A combination of an 11 color lithograph and additional hand-coloring were used to create this work, done in a variant edition of 12.
Painter, printmaker, photographer and videographer Ricardo Viera was born in Ciego de Avila, Cuba on December 1 of 1945. His parents sent fourteen-year-old Viera to Miami via the airlift of 1962 dubbed "Operation Peter Pan," wherein children of Cuba were sent by there parents to the United States in a bid for what they thought was a better future. Upon arrival Viera was situated in a refugee camp Miami, FL, and was eventually housed and sent to school. He attended the School of the Museum of Fine Arts in Boston, MA in 1973, and in 1974 he graduated with a Masters in Fine Arts from Rhode Island School of Design in Providence; that year he became a professor of art and museum director/curator at the Lehigh University in 1974 where he worked for 44 years.

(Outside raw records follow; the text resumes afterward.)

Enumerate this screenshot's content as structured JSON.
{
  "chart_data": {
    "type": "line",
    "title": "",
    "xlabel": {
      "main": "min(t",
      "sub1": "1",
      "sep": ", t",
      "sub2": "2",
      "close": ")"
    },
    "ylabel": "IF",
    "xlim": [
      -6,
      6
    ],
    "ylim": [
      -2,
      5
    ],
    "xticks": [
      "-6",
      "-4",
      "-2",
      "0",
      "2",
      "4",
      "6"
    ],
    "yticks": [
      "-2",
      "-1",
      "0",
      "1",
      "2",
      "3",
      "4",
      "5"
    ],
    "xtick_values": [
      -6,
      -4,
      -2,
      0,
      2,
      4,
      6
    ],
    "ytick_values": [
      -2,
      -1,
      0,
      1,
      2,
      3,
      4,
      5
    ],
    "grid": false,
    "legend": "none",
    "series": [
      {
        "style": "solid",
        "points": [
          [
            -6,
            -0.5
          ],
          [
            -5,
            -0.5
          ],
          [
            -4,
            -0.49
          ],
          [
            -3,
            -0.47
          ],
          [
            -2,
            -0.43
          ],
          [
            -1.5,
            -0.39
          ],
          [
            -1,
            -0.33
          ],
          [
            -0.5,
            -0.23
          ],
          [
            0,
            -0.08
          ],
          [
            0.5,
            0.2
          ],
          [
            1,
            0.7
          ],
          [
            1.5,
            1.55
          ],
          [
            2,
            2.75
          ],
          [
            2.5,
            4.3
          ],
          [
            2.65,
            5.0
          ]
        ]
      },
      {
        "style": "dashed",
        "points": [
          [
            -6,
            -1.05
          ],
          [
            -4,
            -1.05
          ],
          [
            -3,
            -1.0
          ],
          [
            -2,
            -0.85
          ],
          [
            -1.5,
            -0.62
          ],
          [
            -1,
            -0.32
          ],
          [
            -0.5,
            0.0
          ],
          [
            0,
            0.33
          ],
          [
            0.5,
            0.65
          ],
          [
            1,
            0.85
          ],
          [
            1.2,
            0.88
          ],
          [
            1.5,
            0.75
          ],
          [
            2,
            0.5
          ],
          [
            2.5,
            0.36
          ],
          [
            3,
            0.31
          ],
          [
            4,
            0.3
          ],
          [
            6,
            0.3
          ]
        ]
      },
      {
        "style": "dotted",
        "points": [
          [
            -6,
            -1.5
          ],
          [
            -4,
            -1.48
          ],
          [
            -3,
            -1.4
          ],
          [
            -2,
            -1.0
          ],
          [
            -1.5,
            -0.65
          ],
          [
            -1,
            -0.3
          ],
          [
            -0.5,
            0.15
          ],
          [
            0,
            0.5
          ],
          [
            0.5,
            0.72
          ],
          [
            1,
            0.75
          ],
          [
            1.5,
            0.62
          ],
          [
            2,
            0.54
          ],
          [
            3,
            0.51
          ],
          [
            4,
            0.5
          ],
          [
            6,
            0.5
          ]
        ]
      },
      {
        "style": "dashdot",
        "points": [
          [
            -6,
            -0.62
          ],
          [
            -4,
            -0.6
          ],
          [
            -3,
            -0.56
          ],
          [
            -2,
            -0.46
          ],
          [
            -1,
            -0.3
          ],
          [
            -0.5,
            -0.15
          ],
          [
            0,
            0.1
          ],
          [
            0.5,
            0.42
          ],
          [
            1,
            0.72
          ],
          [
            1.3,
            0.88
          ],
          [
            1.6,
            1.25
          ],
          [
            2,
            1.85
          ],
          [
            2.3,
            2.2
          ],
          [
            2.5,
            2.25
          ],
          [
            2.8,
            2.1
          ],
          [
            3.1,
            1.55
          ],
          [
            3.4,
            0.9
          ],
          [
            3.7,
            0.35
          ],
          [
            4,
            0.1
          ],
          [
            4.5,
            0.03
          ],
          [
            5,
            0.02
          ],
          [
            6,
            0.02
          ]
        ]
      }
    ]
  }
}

A proponent of Latin American Art and visual literacy, Viera left behind a legacy and history at the university. In his time at Lehigh, he helped establish a visual laboratory and teaching collection program, increasing the collection from 2,500 objects, according to Lehigh Communications. Viera also created a national collection of Latin American works and spent time teaching courses in museum and curatorial studies, the history of photography, visual thinking strategies and public art.
Ricardo Viera died on April 1, 2020 in Miami Beach, Florida.